Entscheidungsstichwort (Thema)
Verordnung (EG) Nr. 44/2001 vom 22. Dezember 2000 über die gerichtliche Zuständigkeit und die Anerkennung und Vollstreckung von Entscheidungen in Zivil- und Handelssachen - bezeichnet als Brüssel I-VO (ehemals EuGVVO) Art. 32 ff., 33; 38 Abs. 1, 43 Abs. 1, Abs. 3, Abs. 5 Satz 1, 45 Abs. 1 Satz 1, Abs. 2; AVAG in seiner bis zum 09. Januar 2015 gültigen Fassung §§ 11 Abs. 1, 12 Abs. 1; Rumänische Zivilprozessordnung (Rum. ZPO) Art. 405, 696 ff., 705 ff.; Rum. Verjährungsdekret Nr. 167/1958
Leitsatz (amtlich)
1. Das Verfahren über die Vollstreckbarerklärung durch Klauselerteilung (Art. 38 Abs. 1 Brüssel I-VO) setzt u. a. voraus, dass der betreffende Titel nach dem Recht des Erststaates (noch) vollstreckbar ist.
2. Der Ablauf der nach rumänischem Recht vorgesehenen allgemeinen Verjährungsfrist von drei Jahren führt zum Fortfall der Vollstreckbarkeit des Titels im Sinne von Art. 38 Abs. 1 Brüssel I-VO und damit zum Erlöschen des Rechts des Gläubigers, die Vollstreckung zu verlangen, mit der Folge, dass jedwede Vollstreckungshandlung zu verweigern ist; die von Amts wegen vorzunehmende Prüfung der Verjährung eines Vollstreckungstitels obliegt dem Gerichtsvollzieher, der in Rumänien eine einem Notar vergleichbare Rechtsstellung inne hat, bzw. dem Vollstreckungsgericht.

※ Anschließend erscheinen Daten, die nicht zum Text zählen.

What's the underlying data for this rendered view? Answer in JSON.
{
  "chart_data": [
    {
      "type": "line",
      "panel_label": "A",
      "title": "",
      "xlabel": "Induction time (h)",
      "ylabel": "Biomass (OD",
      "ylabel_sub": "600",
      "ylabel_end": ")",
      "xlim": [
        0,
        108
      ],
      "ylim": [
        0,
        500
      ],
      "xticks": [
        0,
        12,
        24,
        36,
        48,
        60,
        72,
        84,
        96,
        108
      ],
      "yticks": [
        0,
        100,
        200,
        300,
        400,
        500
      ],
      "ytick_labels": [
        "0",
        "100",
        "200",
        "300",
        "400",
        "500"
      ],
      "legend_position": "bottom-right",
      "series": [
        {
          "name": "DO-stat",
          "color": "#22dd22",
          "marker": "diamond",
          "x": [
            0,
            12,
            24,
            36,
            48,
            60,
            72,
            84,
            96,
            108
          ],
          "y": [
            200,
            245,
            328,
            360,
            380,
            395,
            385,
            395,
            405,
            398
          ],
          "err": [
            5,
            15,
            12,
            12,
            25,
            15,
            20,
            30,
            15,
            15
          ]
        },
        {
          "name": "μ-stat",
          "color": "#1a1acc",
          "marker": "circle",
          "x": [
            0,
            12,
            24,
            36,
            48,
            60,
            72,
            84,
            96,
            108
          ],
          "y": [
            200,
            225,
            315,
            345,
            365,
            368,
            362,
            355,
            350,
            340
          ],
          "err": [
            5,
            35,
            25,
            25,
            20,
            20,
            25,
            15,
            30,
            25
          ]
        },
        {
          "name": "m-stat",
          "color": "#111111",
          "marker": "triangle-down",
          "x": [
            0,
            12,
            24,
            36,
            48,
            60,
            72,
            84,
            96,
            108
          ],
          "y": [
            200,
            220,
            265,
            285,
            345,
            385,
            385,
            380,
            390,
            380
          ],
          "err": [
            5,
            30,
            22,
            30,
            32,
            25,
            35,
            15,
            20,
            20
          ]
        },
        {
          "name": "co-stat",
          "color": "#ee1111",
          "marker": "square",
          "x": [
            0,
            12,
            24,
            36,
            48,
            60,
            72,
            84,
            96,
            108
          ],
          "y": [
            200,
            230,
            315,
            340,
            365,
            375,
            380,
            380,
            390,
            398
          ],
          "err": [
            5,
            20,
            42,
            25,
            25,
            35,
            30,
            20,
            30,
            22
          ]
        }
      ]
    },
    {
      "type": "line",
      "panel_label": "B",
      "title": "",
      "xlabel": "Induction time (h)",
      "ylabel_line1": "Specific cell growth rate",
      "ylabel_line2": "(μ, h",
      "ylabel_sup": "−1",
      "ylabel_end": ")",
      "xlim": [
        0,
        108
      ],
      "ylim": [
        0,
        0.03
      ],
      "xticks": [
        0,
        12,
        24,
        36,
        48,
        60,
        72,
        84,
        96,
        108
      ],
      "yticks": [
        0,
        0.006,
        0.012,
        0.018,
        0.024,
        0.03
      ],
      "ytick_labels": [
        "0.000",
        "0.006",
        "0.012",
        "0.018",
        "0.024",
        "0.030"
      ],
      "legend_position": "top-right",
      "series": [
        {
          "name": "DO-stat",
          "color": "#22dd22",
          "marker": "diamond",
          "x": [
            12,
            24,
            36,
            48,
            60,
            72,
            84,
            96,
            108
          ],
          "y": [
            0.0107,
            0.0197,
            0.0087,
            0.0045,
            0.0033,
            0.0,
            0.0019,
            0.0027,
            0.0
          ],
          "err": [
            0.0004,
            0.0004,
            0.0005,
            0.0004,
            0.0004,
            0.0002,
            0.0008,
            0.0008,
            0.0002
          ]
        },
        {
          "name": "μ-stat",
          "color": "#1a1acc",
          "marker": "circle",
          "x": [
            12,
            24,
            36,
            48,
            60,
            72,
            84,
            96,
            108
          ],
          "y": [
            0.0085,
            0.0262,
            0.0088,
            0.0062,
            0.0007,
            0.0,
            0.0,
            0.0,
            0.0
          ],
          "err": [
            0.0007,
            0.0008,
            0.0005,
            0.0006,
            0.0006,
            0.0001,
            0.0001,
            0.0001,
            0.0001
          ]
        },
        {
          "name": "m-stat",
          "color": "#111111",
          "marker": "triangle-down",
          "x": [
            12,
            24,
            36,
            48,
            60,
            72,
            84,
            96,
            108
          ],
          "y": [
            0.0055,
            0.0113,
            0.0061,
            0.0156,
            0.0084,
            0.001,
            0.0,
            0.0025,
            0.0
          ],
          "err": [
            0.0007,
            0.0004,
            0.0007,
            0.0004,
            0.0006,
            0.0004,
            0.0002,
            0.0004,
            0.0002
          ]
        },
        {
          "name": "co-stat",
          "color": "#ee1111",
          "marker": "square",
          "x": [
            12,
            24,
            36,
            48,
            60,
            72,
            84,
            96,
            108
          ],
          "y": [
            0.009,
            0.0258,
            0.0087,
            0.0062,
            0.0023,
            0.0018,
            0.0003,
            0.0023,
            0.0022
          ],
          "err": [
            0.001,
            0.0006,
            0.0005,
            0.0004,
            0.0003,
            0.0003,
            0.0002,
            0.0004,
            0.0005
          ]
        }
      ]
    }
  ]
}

3. Der Einwand der Verjährung des Rechts auf Zwangsvollstreckung, der sich nicht gegen den titulierten Anspruch selbst, sondern gegen die Vollstreckung des Titels richtet, ohne dass dieser in der Sache nachgeprüft wird, ist im Exequaturverfahren statthaft.
Verfahrensgang
LG Düsseldorf (Aktenzeichen 22 O 108/17) |
Tenor
Auf die Beschwerde des Antragsgegners vom 16. August 2018 wird der Beschluss des Vorsitzenden Richters der 22. Zivilkammer des Landgerichts Düsseldorf vom 19. Juni 2018 geändert.
Der Antrag des Antragstellers, das Zivilurteil des Amtsgerichts Pascani (Rumänien) vom 18. Juni 2010 mit der Vollstreckungsklausel zu versehen, wird zurückgewiesen.
Die Kosten des Verfahrens trägt der Antragsteller.
Gründe
I. Durch Zivilurteil des Amtsgerichts Pascani (Rumänien) vom 18. Juni 2010 (Aktenzeichen Nr. 3275/866/2009) wurde der Antragsgegner zur Zahlung von 15.000,- EUR und zur Erstattung von Gerichtskosten in Höhe von 5.916 LEI an den Antragsteller verurteilt. Das Urteil ist gemäß Zivilentscheidung Nr. 2560/02.12.2010 des Gerichtshofs Iasi rechtskräftig und unwiderruflich. Mit weiterem Urteil vom 04. Mai 2011 (Aktenzeichen Nr. 2012/866/2011) erklärte das Amtsgericht Pascani sein Urteil vom 18. Juni 2010 als vollstreckbar.
Auf das Gesuch des Antragstellers vom 27. Oktober 2017 hat das Landgericht Düsseldorf mit Beschluss vom 19. Juni 2018 antragsgemäß angeordnet, das Zivilurteil des Amtsgerichts Pascani vom 18. Juni 2010 mit der Vollstreckungsklausel zu versehen.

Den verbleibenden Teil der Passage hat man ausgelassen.